В голове звучали чьи-то тихие голоса, и громче всех — голос Северцева, оставшийся с ним теперь, наверное, уже навечно. «Брянщина… Мощи… Русь» — слышал в ночи Гортов. В темноте мерещились какие-то дикие вещи — как будто черти резвились возле двери. Когда сон упорно не шел, Гортов выходил из барака. Хищноглазные голуби летали низко над головой, выражения морд у них были такие, будто они только что съели собственного товарища. А как-то с утра Гортова атаковала ворона. Вцепилась когтями в волосы и с криком взлетела к дереву.
Однажды до смерти напугал тяжело бежавший из темноты кот. Он был смурной и голодный, и смотрел на Гортова как на еду. Гортов вынес ему сметаны, но кот пропал. Гортов сел на пенек и стал лизать сметану сам. Это был очень грустный вечер.
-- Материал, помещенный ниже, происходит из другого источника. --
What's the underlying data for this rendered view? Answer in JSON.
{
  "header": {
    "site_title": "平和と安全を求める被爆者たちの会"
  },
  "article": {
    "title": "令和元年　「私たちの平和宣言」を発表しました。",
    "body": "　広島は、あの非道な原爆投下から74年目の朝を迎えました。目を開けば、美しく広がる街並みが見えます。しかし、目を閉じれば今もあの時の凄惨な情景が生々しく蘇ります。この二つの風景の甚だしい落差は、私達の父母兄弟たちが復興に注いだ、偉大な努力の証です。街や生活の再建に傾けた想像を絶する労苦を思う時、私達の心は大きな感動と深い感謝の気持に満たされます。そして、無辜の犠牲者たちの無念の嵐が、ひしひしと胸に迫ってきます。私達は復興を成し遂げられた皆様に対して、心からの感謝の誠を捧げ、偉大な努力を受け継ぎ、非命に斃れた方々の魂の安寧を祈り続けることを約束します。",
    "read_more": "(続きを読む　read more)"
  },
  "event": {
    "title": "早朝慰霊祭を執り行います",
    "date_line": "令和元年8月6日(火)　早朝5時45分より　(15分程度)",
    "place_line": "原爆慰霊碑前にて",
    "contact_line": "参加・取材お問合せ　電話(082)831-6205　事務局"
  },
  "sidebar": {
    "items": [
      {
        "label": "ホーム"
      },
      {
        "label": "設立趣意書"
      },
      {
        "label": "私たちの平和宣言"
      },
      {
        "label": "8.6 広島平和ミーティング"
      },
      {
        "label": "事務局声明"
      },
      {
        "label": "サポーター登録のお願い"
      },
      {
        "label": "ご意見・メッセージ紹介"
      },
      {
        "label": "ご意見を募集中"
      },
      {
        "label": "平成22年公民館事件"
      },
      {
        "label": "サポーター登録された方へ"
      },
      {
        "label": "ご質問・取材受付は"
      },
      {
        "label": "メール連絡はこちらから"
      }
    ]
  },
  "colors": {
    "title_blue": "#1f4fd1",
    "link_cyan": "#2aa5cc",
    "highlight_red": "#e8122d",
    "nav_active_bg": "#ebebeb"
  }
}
О жизни с Софьей Гортов стал думать как о работе. Становилось тяжело слышать ее, и обнимать ее, и дышать с ней одним воздухом. Он думал, что хорошо бы ей возвратиться домой, хотя бы на время. Эта работа в «Руси», и Софья, со своей тупостью, и с бесконечной едой, от которой уже изнемогал желудок, и трещало по швам лицо, — он чувствовал, убивали его, а он только метался между работой и Софьей, и не было передышки.
Сильней всего стало ощущение какой-то страшной неизбежности Софьи — вот эти вековые здания старой Москвы — Славянский дом, и церкви, и все другое, кажущееся вечным, исчезнет, а Софья — она будет так же лежать возле него, и так будет всегда, до скончания времени.
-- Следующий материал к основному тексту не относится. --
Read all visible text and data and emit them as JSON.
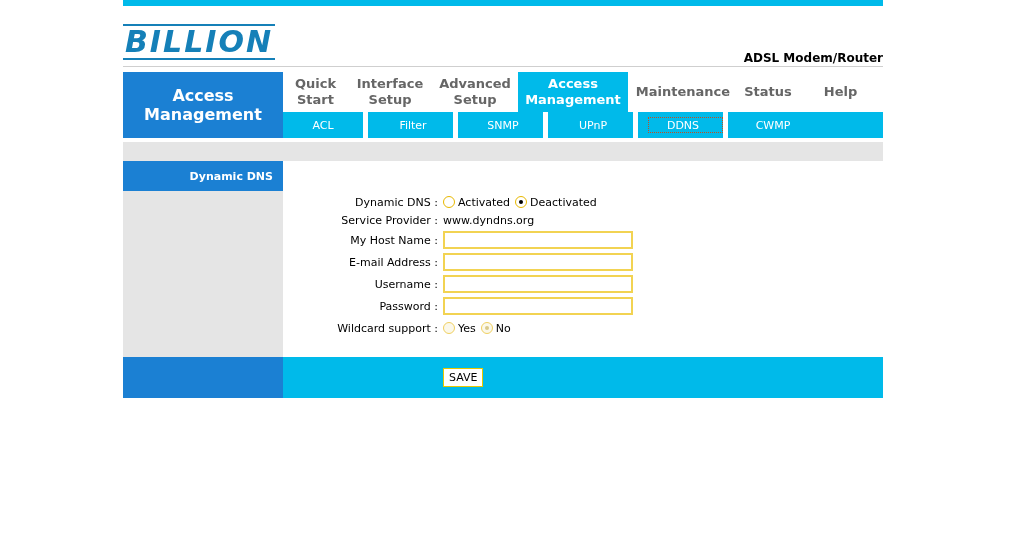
{
  "header": {
    "logo": "BILLION",
    "product": "ADSL Modem/Router"
  },
  "section_title": "Access Management",
  "tabs": [
    {
      "label": "Quick Start",
      "selected": false
    },
    {
      "label": "Interface Setup",
      "selected": false
    },
    {
      "label": "Advanced Setup",
      "selected": false
    },
    {
      "label": "Access Management",
      "selected": true
    },
    {
      "label": "Maintenance",
      "selected": false
    },
    {
      "label": "Status",
      "selected": false
    },
    {
      "label": "Help",
      "selected": false
    }
  ],
  "subtabs": [
    {
      "label": "ACL",
      "selected": false
    },
    {
      "label": "Filter",
      "selected": false
    },
    {
      "label": "SNMP",
      "selected": false
    },
    {
      "label": "UPnP",
      "selected": false
    },
    {
      "label": "DDNS",
      "selected": true
    },
    {
      "label": "CWMP",
      "selected": false
    }
  ],
  "sidebar_title": "Dynamic DNS",
  "form": [
    {
      "kind": "radio",
      "label": "Dynamic DNS :",
      "options": [
        {
          "label": "Activated",
          "selected": false
        },
        {
          "label": "Deactivated",
          "selected": true
        }
      ],
      "disabled": false
    },
    {
      "kind": "text",
      "label": "Service Provider :",
      "value": "www.dyndns.org"
    },
    {
      "kind": "input",
      "label": "My Host Name :"
    },
    {
      "kind": "input",
      "label": "E-mail Address :"
    },
    {
      "kind": "input",
      "label": "Username :"
    },
    {
      "kind": "input",
      "label": "Password :"
    },
    {
      "kind": "radio",
      "label": "Wildcard support :",
      "options": [
        {
          "label": "Yes",
          "selected": false
        },
        {
          "label": "No",
          "selected": true
        }
      ],
      "disabled": true
    }
  ],
  "save_button": "SAVE"
}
Как-то они сидели, куря, и смотрели на мелкие звезды, и Софья сказала ему: «Ты все время молчишь, и я ничего не понимаю. Вот у тебя кислый вид. Почему кислый? Я даже когда ты радовался (а ты не улыбался уже тысячу лет) не понимала — чему, а теперь вообще не понимаю ни одного твоего состояния. Ты живой вообще?».
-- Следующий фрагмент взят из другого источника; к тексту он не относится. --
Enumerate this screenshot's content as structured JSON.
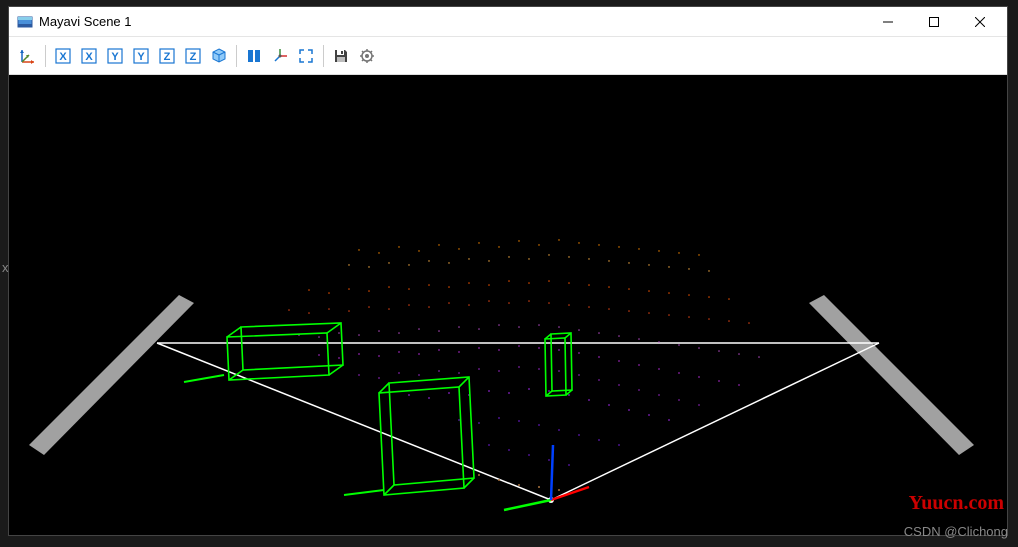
{
  "window": {
    "title": "Mayavi Scene 1"
  },
  "toolbar": {
    "view_reset": "reset-view",
    "x_plus": "X",
    "x_minus": "X",
    "y_plus": "Y",
    "y_minus": "Y",
    "z_plus": "Z",
    "z_minus": "Z",
    "isometric": "iso",
    "parallel": "parallel",
    "axes": "axes",
    "fullscreen": "fullscreen",
    "save": "save",
    "configure": "configure"
  },
  "watermarks": {
    "site": "Yuucn.com",
    "author": "CSDN @Clichong"
  },
  "axis_label": "x",
  "scene": {
    "type": "3d-point-cloud",
    "bounding_boxes": 3,
    "box_color": "#00ff00",
    "frustum_color": "#ffffff",
    "axes_colors": {
      "x": "#ff0000",
      "y": "#00ff00",
      "z": "#0000ff"
    }
  }
}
Она трогала его тогда за лицо, чтоб проверить, и Гортов отстранялся и хмурился.
* * *
Как-то он резко вошел в келью. Софья убрала руки за спину. Она сказала:
— Подойди скорее к окну. Смотри! Вон!
Гортов медленно подошел, с сомнением.
«У нее там нож за спиной» — со страхом подумал Гортов. Вид у Софьи был не очень здоровый.
— А что там? — спросил, осторожно косясь. На улице ничего необыкновенного не было. Ну, потухший фонарь, ну, холм, ну, воробьи прыгают.
— Там лось! — сказала не своим голосом Софья. — Там лось стоит.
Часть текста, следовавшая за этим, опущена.